An orthogonal projection is necessarily continuous since: $$\lVert x\rVert^2=\lVert Px\rVert^2+\lVert x-Px\rVert^2$$

Warning:

There's no one to one correspondence between nonlinear decompositions and nonlinear projections: $$\pi:\mathcal{R}\to\mathcal{R}:\pi(x\neq 0)=\frac{x}{\lvert x\rvert},\pi(x=0)=0$$

Answer 2

Let $V$ be a vectorspace. Suppose we can write $V = G\oplus H$, then we can define a function $P:V\rightarrow G$ by sending $v = g+h\mapsto g$. The function $P$ is called the projection onto $G$. If $G = H^\bot$, so the orthogonal complement of $H$, then we get $V=H\oplus H^\bot$, an orthogonal decomposition of $V$, in which case $P$ is called an orthogonal projection.

Answer 3

If $H$ is a Hilbert space, $P:H \rightarrow H$ is an orthogonal projection if there exists a closed subspace $M$ of $H$ such that $Pv = v$ for $v \in M$ and $Pw = 0$ for $w \in M^{\perp}$ ($M^{\perp}$ is the orthogonal complement of $M$).

Answer 4

The orthogonal projection $P_Y$ of some space $X$ (finite-dimensional) onto some subspace $Y$ is defined in such a way that $P_ux=y$ where $x= y + y'$ for $y \in Y$ and $y'\in Y^{\perp}$. Do you know the reason why such a decomposition is possible?
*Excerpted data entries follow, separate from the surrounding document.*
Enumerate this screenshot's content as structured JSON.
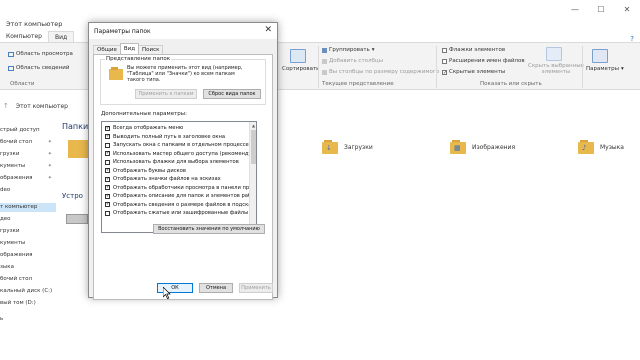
{
  "window": {
    "title": "Этот компьютер",
    "controls": [
      "—",
      "☐",
      "✕"
    ]
  },
  "ribbon_tabs": [
    "Компьютер",
    "Вид"
  ],
  "ribbon_active": "Вид",
  "help_icon": "?",
  "ribbon": {
    "nav_pane_items": [
      "Область просмотра",
      "Область сведений"
    ],
    "areas_label": "Области",
    "sort_label": "Сортировать",
    "group_label": "Группировать",
    "add_cols_label": "Добавить столбцы",
    "fit_cols_label": "Вы столбцы по размеру содержимого",
    "current_view_label": "Текущее представление",
    "chk_item_flags": "Флажки элементов",
    "chk_extensions": "Расширения имен файлов",
    "chk_hidden": "Скрытые элементы",
    "hide_selected": [
      "Скрыть выбранные",
      "элементы"
    ],
    "show_hide_label": "Показать или скрыть",
    "params_label": "Параметры"
  },
  "address": {
    "path": "Этот компьютер"
  },
  "sidebar": {
    "items": [
      {
        "label": "стрый доступ"
      },
      {
        "label": "бочий стол"
      },
      {
        "label": "грузки"
      },
      {
        "label": "кументы"
      },
      {
        "label": "ображения"
      },
      {
        "label": "deo"
      },
      {
        "label": "т компьютер",
        "selected": true
      },
      {
        "label": "део"
      },
      {
        "label": "грузки"
      },
      {
        "label": "кументы"
      },
      {
        "label": "ображения"
      },
      {
        "label": "зыка"
      },
      {
        "label": "бочий стол"
      },
      {
        "label": "кальный диск (C:)"
      },
      {
        "label": "вый том (D:)"
      },
      {
        "label": "ь"
      }
    ]
  },
  "main": {
    "section_folders": "Папки",
    "section_devices": "Устро",
    "folders": [
      {
        "name": "Загрузки",
        "glyph": "↓"
      },
      {
        "name": "Изображения",
        "glyph": "▦"
      },
      {
        "name": "Музыка",
        "glyph": "♪"
      }
    ]
  },
  "dialog": {
    "title": "Параметры папок",
    "close_glyph": "✕",
    "tabs": [
      "Общие",
      "Вид",
      "Поиск"
    ],
    "active_tab": "Вид",
    "folder_view_group": "Представление папок",
    "folder_view_text": "Вы можете применить этот вид (например, \"Таблица\" или \"Значки\") ко всем папкам такого типа.",
    "apply_to_folders": "Применить к папкам",
    "reset_folders": "Сброс вида папок",
    "advanced_label": "Дополнительные параметры:",
    "advanced_items": [
      {
        "label": "Всегда отображать меню",
        "checked": true
      },
      {
        "label": "Выводить полный путь в заголовке окна",
        "checked": true
      },
      {
        "label": "Запускать окна с папками в отдельном процессе",
        "checked": false
      },
      {
        "label": "Использовать мастер общего доступа (рекомендует",
        "checked": true
      },
      {
        "label": "Использовать флажки для выбора элементов",
        "checked": false
      },
      {
        "label": "Отображать буквы дисков",
        "checked": true
      },
      {
        "label": "Отображать значки файлов на эскизах",
        "checked": true
      },
      {
        "label": "Отображать обработчики просмотра в панели просм",
        "checked": true
      },
      {
        "label": "Отображать описание для папок и элементов рабоч",
        "checked": true
      },
      {
        "label": "Отображать сведения о размере файлов в подсказк",
        "checked": true
      },
      {
        "label": "Отображать сжатые или зашифрованные файлы NTF",
        "checked": false
      }
    ],
    "restore_defaults": "Восстановить значения по умолчанию",
    "ok": "ОК",
    "cancel": "Отмена",
    "apply": "Применить"
  }
}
Warning: I am talking about basic linear algebra here, so ignore if I am out of my depth.

Answer 5

Hm, why not say that a space with scalar product $V$ is decomposed into $V=R\oplus S$. We define a linear operator $P:V\to V$ such that $P(r+s) = r$. Then we say that it is orthogonal if $$\forall v\in V \quad (I-P)v\bot Pv.$$

Will this definition work for you?

Answer 6

Here's a nice definition:
$T\text{ orthogonal}:\iff\mathcal{R}(T)\bot\mathcal{N}(T)$

The nice thing on this definition is that it does neither privilege the range nor the kernel.
Moreover it applies to a more general class of operators as to nonlinear, unbounded, etc. in pre hilbert spaces.
For the special class of linear projections this reduces to the well known orthogonal decomposition.